Moistness definitely wasn’t a problem with the beef lula and chicken kabob ($8.95). The beef, similar to Lebanese kafta, was finely minced and mixed with onions and seasoning and formed into a sort of oblong, then grilled. This is a dish commonly served in local Mediterranean restaurants, rarely turning out as flavorful and juicy as this was.

And that extended to the chicken as well. The meat had been carefully trimmed — which must be more difficult than you and I might think, judging from some of the chicken chunks I get in restaurants — and marinated to augment its flavor and help keep it juicy, then grilled lightly. It was very, very good.

The fries were fries — OK, but the rice was better.

We’d started with a plate of the dolmas ($3.95), which the menu also called sarma, but which at any rate were vine leaves rolled around herb-flecked rice and drizzled with oil and yogurt and served at room temperature. You can get plenty of these around town — some hot, some cold, some with meat — and these were definitely better than most, with an assertive vinegar tang.

Hummus ($3.95) was a workmanlike rendition, served with warm pita bread.

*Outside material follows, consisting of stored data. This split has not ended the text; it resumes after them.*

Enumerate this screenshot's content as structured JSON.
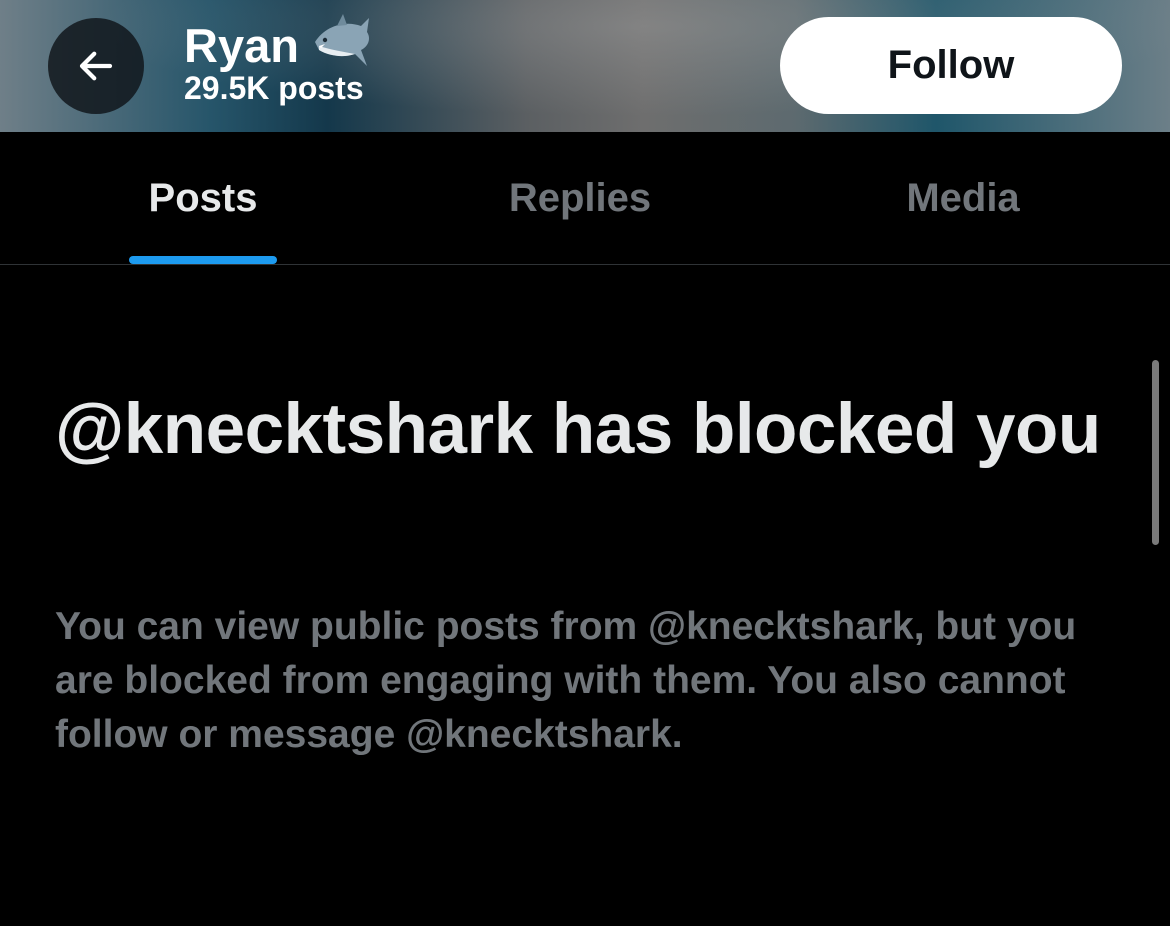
{
  "header": {
    "back_icon": "arrow-left-icon",
    "profile_name": "Ryan",
    "name_emoji_icon": "shark-emoji-icon",
    "posts_count": "29.5K posts",
    "follow_label": "Follow"
  },
  "tabs": [
    {
      "label": "Posts",
      "active": true
    },
    {
      "label": "Replies",
      "active": false
    },
    {
      "label": "Media",
      "active": false
    }
  ],
  "blocked_notice": {
    "title": "@knecktshark has blocked you",
    "body": "You can view public posts from @knecktshark, but you are blocked from engaging with them. You also cannot follow or message @knecktshark."
  },
  "colors": {
    "background": "#000000",
    "primary_text": "#e7e9ea",
    "secondary_text": "#71767b",
    "accent": "#1d9bf0"
  }
}
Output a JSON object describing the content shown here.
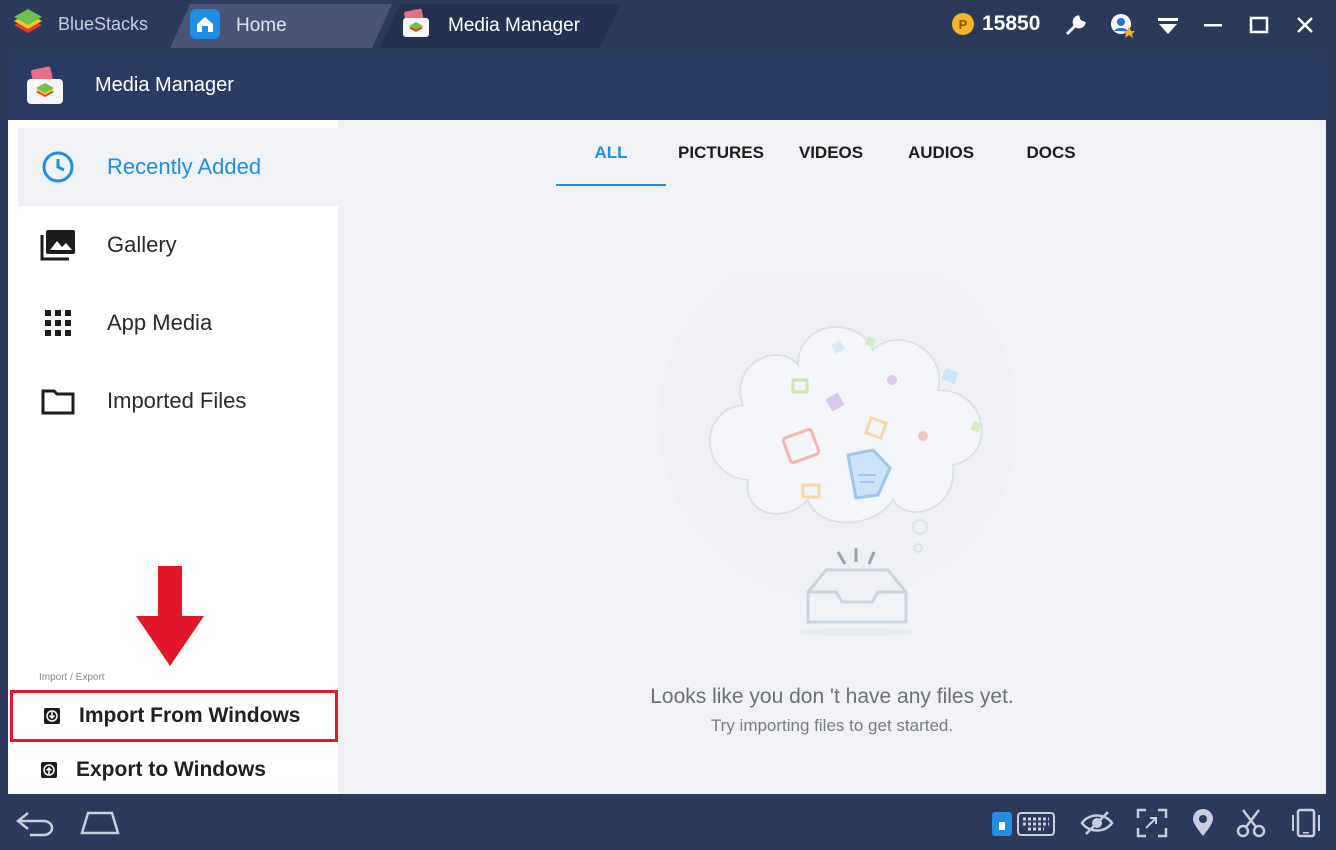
{
  "titlebar": {
    "brand": "BlueStacks",
    "tabs": [
      {
        "label": "Home"
      },
      {
        "label": "Media Manager"
      }
    ],
    "coins": "15850",
    "icons": [
      "wrench-icon",
      "account-icon",
      "dropdown-icon",
      "minimize-icon",
      "maximize-icon",
      "close-icon"
    ]
  },
  "app": {
    "title": "Media Manager"
  },
  "sidebar": {
    "items": [
      {
        "label": "Recently Added",
        "icon": "clock-icon"
      },
      {
        "label": "Gallery",
        "icon": "gallery-icon"
      },
      {
        "label": "App Media",
        "icon": "grid-icon"
      },
      {
        "label": "Imported Files",
        "icon": "folder-icon"
      }
    ],
    "section_caption": "Import / Export",
    "import_label": "Import From Windows",
    "export_label": "Export to Windows"
  },
  "main": {
    "tabs": [
      {
        "label": "ALL"
      },
      {
        "label": "PICTURES"
      },
      {
        "label": "VIDEOS"
      },
      {
        "label": "AUDIOS"
      },
      {
        "label": "DOCS"
      }
    ],
    "empty_title": "Looks like you don 't have any files yet.",
    "empty_subtitle": "Try importing files to get started."
  },
  "colors": {
    "accent": "#1f8ee3",
    "chrome": "#2b3a5a",
    "highlight": "#e3162a"
  }
}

As we ate, the nearby kitchen door banged open now and again, and we could see a couple of Armenian mamas at work. That no doubt explains the attention to detail and quality of the food; this is clearly a labor of love.

And it extended to the dining room as well. Shish Kabob House is a tiny little storefront with only about six tables and seems to do pretty well as a takeout place, as we saw stacks of boxes being taken out for delivery. Yet the tables in that tiny room are topped with linen cloths and napkins, the walls are in serene shades of blue, there are interesting light fixtures and what we presume is the Armenian version of MTV plays on a flat-screen. There’s no beer or wine but plenty of juices, soft drinks and a yogurt drink, and our bottled water was served in nice, substantial glasses.

And when it came time to deal with those generously proportioned plates, we knew they had takeout containers.